The finding, published in Nature Genetics, is a very rare case of a cause of disease that only results from changes outside the exome, the region of the genome that codes for genes. It is also the first time that changes have been shown to affect a gene – known as HK1 – that does not normally have a role in the relevant body tissue – in this case, the pancreas.
Until now, scientists have typically sequenced the part of the genome that describes the genetic code of all genes in individuals with a rare disease. They do this looking for variants in the DNA that affects a protein known to have an important role in the disease-relevant organ. A good example is observed in neonatal diabetes, where genetic variants disrupt the function of the pancreatic protein insulin, causing high blood sugar levels.
The team at the University of Exeter’s search for a genetic cause of Congenital Hyperinsulinism took a more complex path. In contrast to diabetes, this condition causes babies to secrete too much insulin from their pancreas. That means babies can be born very large, and suffer from problems associated with low blood sugar. If the condition is not treated appropriately, the brain can be starved of vital fuels, which can cause learning difficulties, or even death.
Until now, scientists have been unable to find the genetic cause of the condition in up to half of babies with Congenital Hyperinsulinism – one reason why treatments are scarce. The limited medications available often fail to work, sometimes meaning the patient has to endure their pancreas being removed. This often fails to cure the disease or in some cases can cause diabetes.
Now, a team led by Dr Sarah Flanagan, at the University of Exeter, has broken new ground – providing answers for families, and unlocking a new way of investigating the causes of many elusive rare diseases.
Dr Flanagan explained: “We’ve really struggled to work out what’s going on in these 50 per cent of babies with no known genetic cause of Congenital Hyperinsulinism. We’ve been looking for defects in genes for years, but it remained frustratingly elusive.”

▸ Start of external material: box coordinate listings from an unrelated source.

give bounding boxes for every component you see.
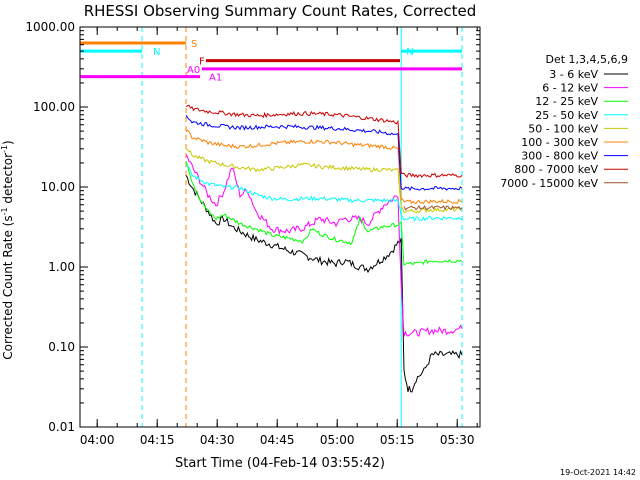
y-axis-label-sup-2: -1 xyxy=(0,145,9,153)
y-axis-label: Corrected Count Rate (s-1 detector-1) xyxy=(0,140,15,359)
series-line xyxy=(185,164,463,222)
legend-entry-label: 300 - 800 keV xyxy=(521,150,598,163)
x-tick-label: 04:15 xyxy=(140,433,175,447)
x-tick-label: 04:30 xyxy=(200,433,235,447)
footer-timestamp: 19-Oct-2021 14:42 xyxy=(560,468,636,477)
series-line xyxy=(185,115,463,192)
series-line xyxy=(403,204,463,211)
x-tick-label: 04:45 xyxy=(260,433,295,447)
y-tick-label: 1.00 xyxy=(48,260,75,274)
x-tick-label: 05:15 xyxy=(380,433,415,447)
x-tick-label: 04:00 xyxy=(80,433,115,447)
y-axis-label-main: Corrected Count Rate (s xyxy=(1,215,15,359)
x-tick-label: 05:00 xyxy=(320,433,355,447)
y-tick-label: 1000.00 xyxy=(25,20,75,34)
y-tick-label: 100.00 xyxy=(33,100,75,114)
x-tick-label: 05:30 xyxy=(440,433,475,447)
x-axis-label: Start Time (04-Feb-14 03:55:42) xyxy=(175,456,385,471)
state-bar-label: N xyxy=(406,47,413,58)
y-tick-label: 10.00 xyxy=(41,180,75,194)
state-bar-label: A1 xyxy=(209,73,222,84)
state-bar-label: A0 xyxy=(187,65,200,76)
state-bars: S N N FA0 A1 xyxy=(80,39,462,84)
legend-entry-label: 50 - 100 keV xyxy=(528,122,598,135)
series-lines xyxy=(185,104,463,393)
series-line xyxy=(185,104,463,179)
series-line xyxy=(185,148,463,214)
x-axis: 04:00 04:15 04:30 04:45 05:00 05:15 05:30 xyxy=(80,27,478,447)
state-bar-label: F xyxy=(199,57,205,68)
y-axis: 0.01 0.10 1.00 10.00 100.00 1000.00 xyxy=(25,20,480,434)
y-axis-label-sup-1: -1 xyxy=(0,207,9,215)
series-line xyxy=(185,129,462,205)
legend-entry-label: 12 - 25 keV xyxy=(535,95,598,108)
series-line xyxy=(185,154,463,337)
y-axis-label-tail: detector xyxy=(1,153,15,208)
chart-title: RHESSI Observing Summary Count Rates, Co… xyxy=(84,2,477,20)
state-bar-label: S xyxy=(191,39,197,50)
legend-entry-label: 6 - 12 keV xyxy=(542,82,598,95)
legend-entry-label: 800 - 7000 keV xyxy=(514,163,598,176)
series-line xyxy=(185,161,463,266)
y-tick-label: 0.10 xyxy=(48,340,75,354)
plot-frame xyxy=(79,26,481,428)
state-bar-label: N xyxy=(153,47,160,58)
legend-entry-label: 3 - 6 keV xyxy=(549,68,598,81)
y-tick-label: 0.01 xyxy=(48,420,75,434)
legend-entry-label: 7000 - 15000 keV xyxy=(500,177,598,190)
legend-title: Det 1,3,4,5,6,9 xyxy=(545,53,628,66)
y-axis-label-end: ) xyxy=(1,140,15,145)
legend-entry-label: 100 - 300 keV xyxy=(521,136,598,149)
series-line xyxy=(185,175,463,393)
legend-entry-label: 25 - 50 keV xyxy=(535,109,598,122)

Using state-of-the-art technology enabled the team to sequence the genomes of 17 individuals with Congenital Hyperinsulinism with an unexplained cause, revealing a revelation – the genetic variants that were causing the disease did not occur within a protein but within a ‘regulatory switch’ which is important for turning on and off a protein in the pancreas.

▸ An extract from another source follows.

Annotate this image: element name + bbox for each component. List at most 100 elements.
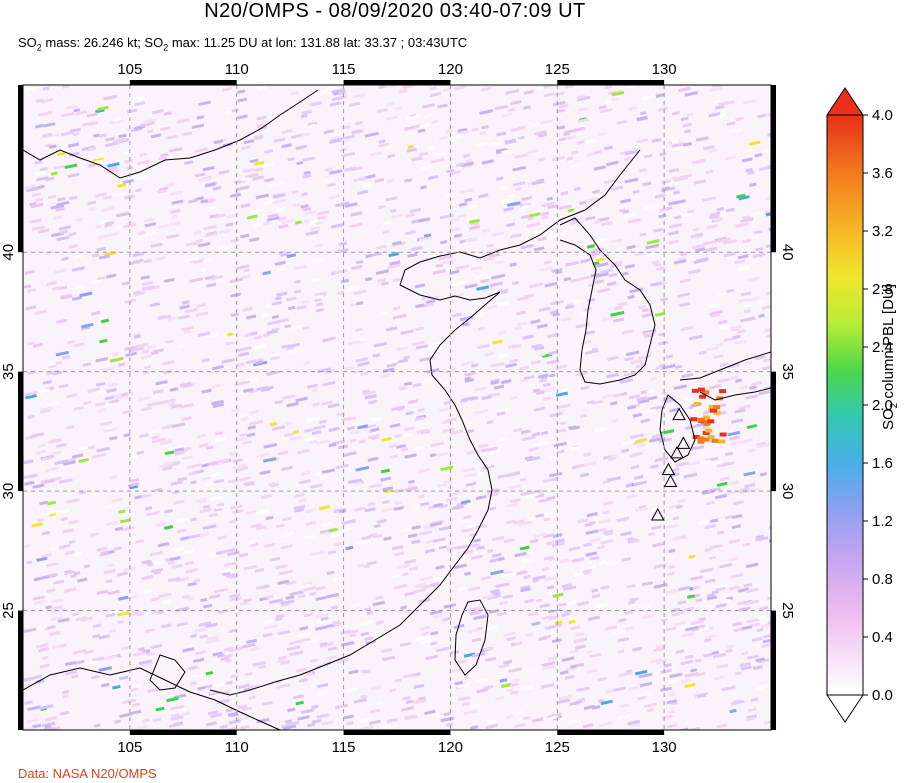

The impact of the genetic variants was that HK1 was turned on in the pancreas’ of patients with Congenital Hyperinsulinism. The gene, which leads to insulin being produced even when blood sugar levels are low, is usually turned off in the pancreas. But the team found it was active – meaning it was working to lower blood sugar to dangerous levels. Studying a unique collection of pancreatic tissue confirmed this hypothesis.

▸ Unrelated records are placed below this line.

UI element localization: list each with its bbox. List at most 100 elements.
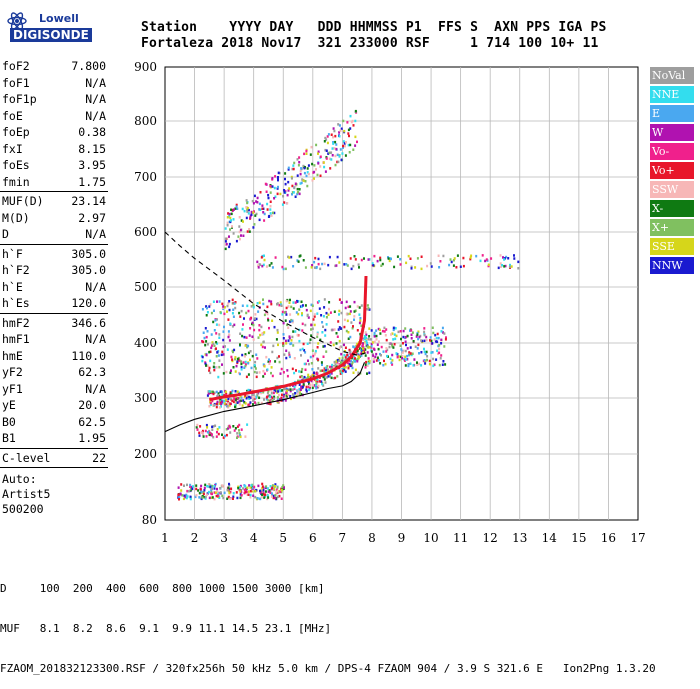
- echo-point: [292, 301, 295, 304]
- echo-point: [260, 256, 263, 259]
- echo-point: [263, 258, 266, 262]
- echo-point: [276, 486, 279, 489]
- echo-point: [258, 208, 261, 211]
- echo-point: [375, 338, 378, 341]
- echo-point: [423, 330, 426, 334]
- echo-point: [292, 330, 295, 333]
- echo-point: [224, 390, 227, 393]
- param-value: 0.38: [78, 125, 106, 139]
- echo-point: [213, 368, 216, 372]
- echo-point: [271, 185, 274, 188]
- echo-point: [303, 349, 306, 352]
- echo-point: [241, 404, 244, 407]
- echo-point: [420, 351, 423, 354]
- echo-point: [235, 491, 238, 494]
- echo-point: [315, 266, 318, 269]
- echo-point: [402, 349, 405, 352]
- param-label: fxI: [2, 141, 23, 156]
- echo-point: [259, 191, 262, 194]
- echo-point: [200, 431, 203, 434]
- echo-point: [313, 164, 316, 167]
- echo-point: [322, 355, 325, 358]
- echo-point: [315, 168, 317, 171]
- echo-point: [370, 329, 373, 332]
- echo-point: [271, 486, 274, 490]
- echo-point: [309, 338, 312, 341]
- param-value: 1.95: [78, 431, 106, 445]
- echo-point: [312, 373, 315, 376]
- echo-point: [336, 255, 339, 259]
- echo-point: [284, 177, 286, 181]
- echo-point: [507, 257, 510, 260]
- echo-point: [263, 331, 266, 334]
- echo-point: [324, 334, 327, 337]
- echo-point: [284, 319, 287, 322]
- chart-grid: [164, 66, 639, 521]
- echo-point: [258, 301, 261, 304]
- echo-point: [300, 370, 303, 374]
- echo-point: [294, 195, 297, 198]
- echo-point: [285, 342, 288, 345]
- echo-point: [395, 352, 398, 355]
- echo-point: [248, 397, 251, 400]
- param-value: 62.5: [78, 414, 106, 429]
- param-row: h`F 305.0: [0, 246, 108, 263]
- echo-point: [247, 351, 250, 355]
- echo-point: [304, 323, 307, 327]
- echo-point: [328, 255, 331, 259]
- echo-point: [342, 144, 344, 148]
- echo-point: [337, 358, 340, 362]
- echo-point: [410, 333, 413, 336]
- logo-line1: Lowell: [39, 12, 79, 25]
- echo-point: [225, 398, 227, 402]
- param-value: 305.0: [71, 263, 106, 277]
- echo-point: [437, 336, 440, 340]
- echo-point: [201, 355, 204, 359]
- echo-point: [313, 177, 315, 180]
- echo-point: [359, 332, 362, 336]
- echo-point: [316, 372, 319, 376]
- echo-point: [288, 187, 291, 190]
- echo-point: [344, 370, 347, 373]
- echo-point: [487, 264, 490, 268]
- param-row: yF1 N/A: [0, 381, 108, 398]
- echo-point: [350, 120, 353, 124]
- echo-point: [212, 320, 215, 324]
- echo-point: [370, 350, 373, 353]
- echo-point: [262, 369, 265, 373]
- echo-point: [246, 395, 249, 398]
- echo-point: [244, 353, 247, 356]
- echo-point: [199, 488, 202, 491]
- echo-point: [234, 357, 237, 361]
- param-row: hmE 110.0: [0, 348, 108, 365]
- echo-point: [300, 386, 303, 389]
- echo-point: [267, 490, 270, 493]
- echo-point: [347, 143, 350, 147]
- echo-point: [218, 333, 221, 336]
- echo-point: [443, 332, 446, 335]
- echo-point: [208, 433, 211, 436]
- echo-point: [394, 337, 397, 341]
- echo-point: [287, 166, 290, 170]
- echo-point: [294, 383, 297, 387]
- echo-point: [343, 142, 346, 145]
- y-tick-label: 900: [134, 60, 157, 74]
- echo-point: [248, 395, 251, 399]
- echo-point: [283, 189, 286, 192]
- echo-point: [209, 403, 212, 406]
- echo-point: [440, 338, 443, 342]
- echo-point: [291, 320, 294, 324]
- echo-point: [204, 495, 207, 499]
- echo-point: [316, 335, 319, 339]
- echo-point: [484, 259, 487, 263]
- echo-point: [227, 486, 230, 490]
- echo-point: [301, 329, 304, 332]
- echo-point: [229, 392, 232, 395]
- echo-point: [269, 191, 272, 194]
- echo-point: [341, 371, 344, 375]
- param-label: foEs: [2, 158, 30, 172]
- echo-point: [296, 158, 299, 161]
- echo-point: [211, 344, 214, 347]
- echo-point: [263, 398, 265, 401]
- echo-point: [240, 362, 243, 366]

“It’s incredibly important to be able to provide answers to parents who have been desperate to know the cause of their child’s condition,” said Dr Flanagan. “Now that the HK1 variants have been discovered, routine genome sequencing in sick children would be the perfect method to detect them at clinical diagnosis allowing for improved outcomes. These findings also pave the way for improved treatment of this condition with the development of drugs that inhibit HK1, and consequently insulin production, being a real possibility.”
“Even more exciting is the potential for this approach to unlock causes of other genetic conditions. We now know that we need to look across the whole genome to find genetic changes that may affect regulatory switches. We need to specifically turn our attention to the proteins that are turned off in the disease-relevant organ tissue and study how and why they are turned off. That approach could rapidly advance genetics and provide answers, and better treatments.”
The paper is entitled ‘Non-coding variants disrupting a tissue-specific regulatory element in HK1 cause congenital hyperinsulinism’, published in Nature Genetics.